Should I Call the Doctor?
While all of us have malodorous breath from time to time, good oral hygiene should keep it to a minimum. But bad breath that hangs on can also be a sign of intestinal problems, cancer, or lung or kidney problems. If you brush and floss diligently, yet can’t banish bad breath on your own, place a call to your doctor or dentist. And see a doctor if your breath smells sweet or fruity, since that’s one sign of diabetes.
How to Sniff Out Bad Breath
Just how bad is your breath? To find out, cup your hands over your mouth, exhale heartily, and take a whiff. If your breath smells bad to you, it smells bad to others too. You can also perform the “sniff test”on dental floss after you pull it gently between your teeth. But if you think you might have become desensitized to your own bad breath, you can ask your dentist to test you with a halimeter. This device measures the sulfur content of your breath — which is what makes it smell bad.

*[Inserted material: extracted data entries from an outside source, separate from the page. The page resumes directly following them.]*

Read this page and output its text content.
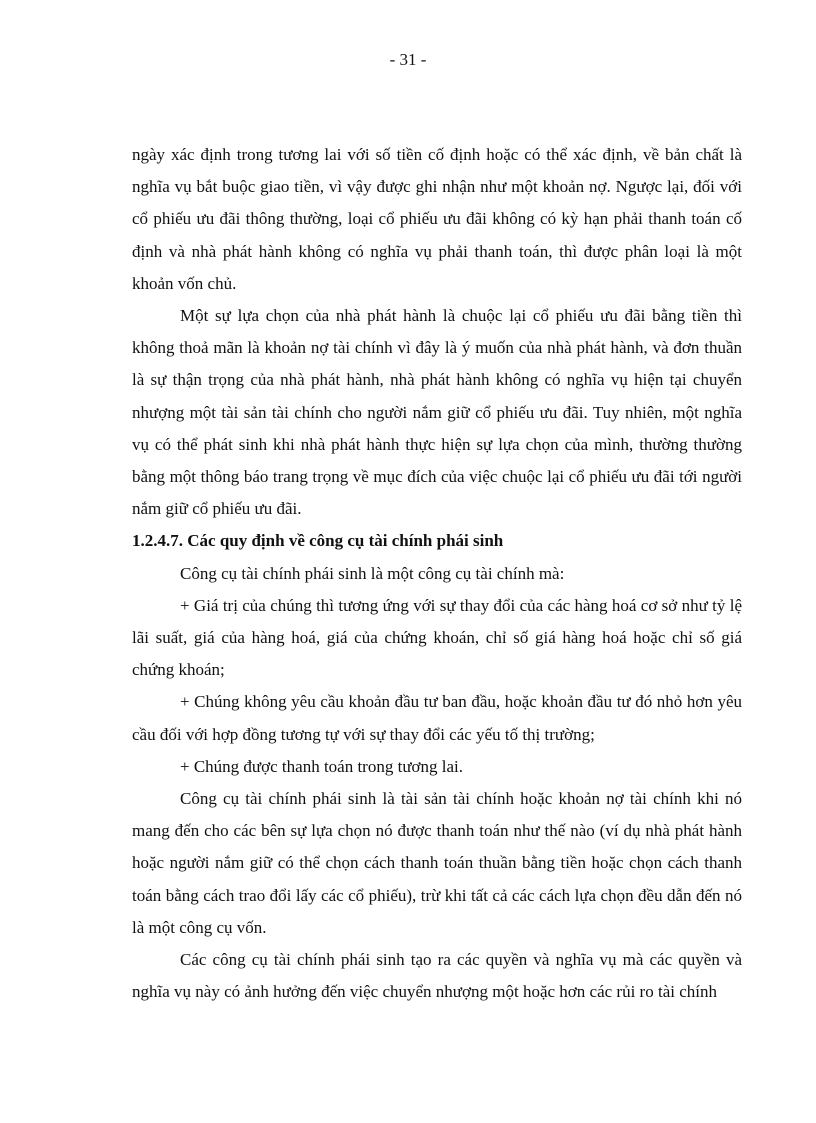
- 31 -

ngày xác định trong tương lai với số tiền cố định hoặc có thể xác định, về bản chất là nghĩa vụ bắt buộc giao tiền, vì vậy được ghi nhận như một khoản nợ. Ngược lại, đối với cổ phiếu ưu đãi thông thường, loại cổ phiếu ưu đãi không có kỳ hạn phải thanh toán cố định và nhà phát hành không có nghĩa vụ phải thanh toán, thì được phân loại là một khoản vốn chủ.

Một sự lựa chọn của nhà phát hành là chuộc lại cổ phiếu ưu đãi bằng tiền thì không thoả mãn là khoản nợ tài chính vì đây là ý muốn của nhà phát hành, và đơn thuần là sự thận trọng của nhà phát hành, nhà phát hành không có nghĩa vụ hiện tại chuyển nhượng một tài sản tài chính cho người nắm giữ cổ phiếu ưu đãi. Tuy nhiên, một nghĩa vụ có thể phát sinh khi nhà phát hành thực hiện sự lựa chọn của mình, thường thường bằng một thông báo trang trọng về mục đích của việc chuộc lại cổ phiếu ưu đãi tới người nắm giữ cổ phiếu ưu đãi.

1.2.4.7. Các quy định về công cụ tài chính phái sinh

Công cụ tài chính phái sinh là một công cụ tài chính mà:

+ Giá trị của chúng thì tương ứng với sự thay đổi của các hàng hoá cơ sở như tỷ lệ lãi suất, giá của hàng hoá, giá của chứng khoán, chỉ số giá hàng hoá hoặc chỉ số giá chứng khoán;

+ Chúng không yêu cầu khoản đầu tư ban đầu, hoặc khoản đầu tư đó nhỏ hơn yêu cầu đối với hợp đồng tương tự với sự thay đổi các yếu tố thị trường;

+ Chúng được thanh toán trong tương lai.

Công cụ tài chính phái sinh là tài sản tài chính hoặc khoản nợ tài chính khi nó mang đến cho các bên sự lựa chọn nó được thanh toán như thế nào (ví dụ nhà phát hành hoặc người nắm giữ có thể chọn cách thanh toán thuần bằng tiền hoặc chọn cách thanh toán bằng cách trao đổi lấy các cổ phiếu), trừ khi tất cả các cách lựa chọn đều dẫn đến nó là một công cụ vốn.

Các công cụ tài chính phái sinh tạo ra các quyền và nghĩa vụ mà các quyền và nghĩa vụ này có ảnh hưởng đến việc chuyển nhượng một hoặc hơn các rủi ro tài chính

It’s a common misconception that minty mouthwash or breath mints will turn your breath fresh. Not so. Most mouthwashes contain alcohol, which dries up saliva. When you use them, you actually make your breath worse afterward. And mint candy is just a cover-up; it actually feeds the odor-causing bacteria more sugar! For a natural mouthwash that won’t dry out your mouth, mix 1 tablespoon baking soda with 1 cup of a 2%- 3% solution of hydrogen peroxide. The foam it kicks up has a powerful oxidizing effect that kills odoriferous bacteria.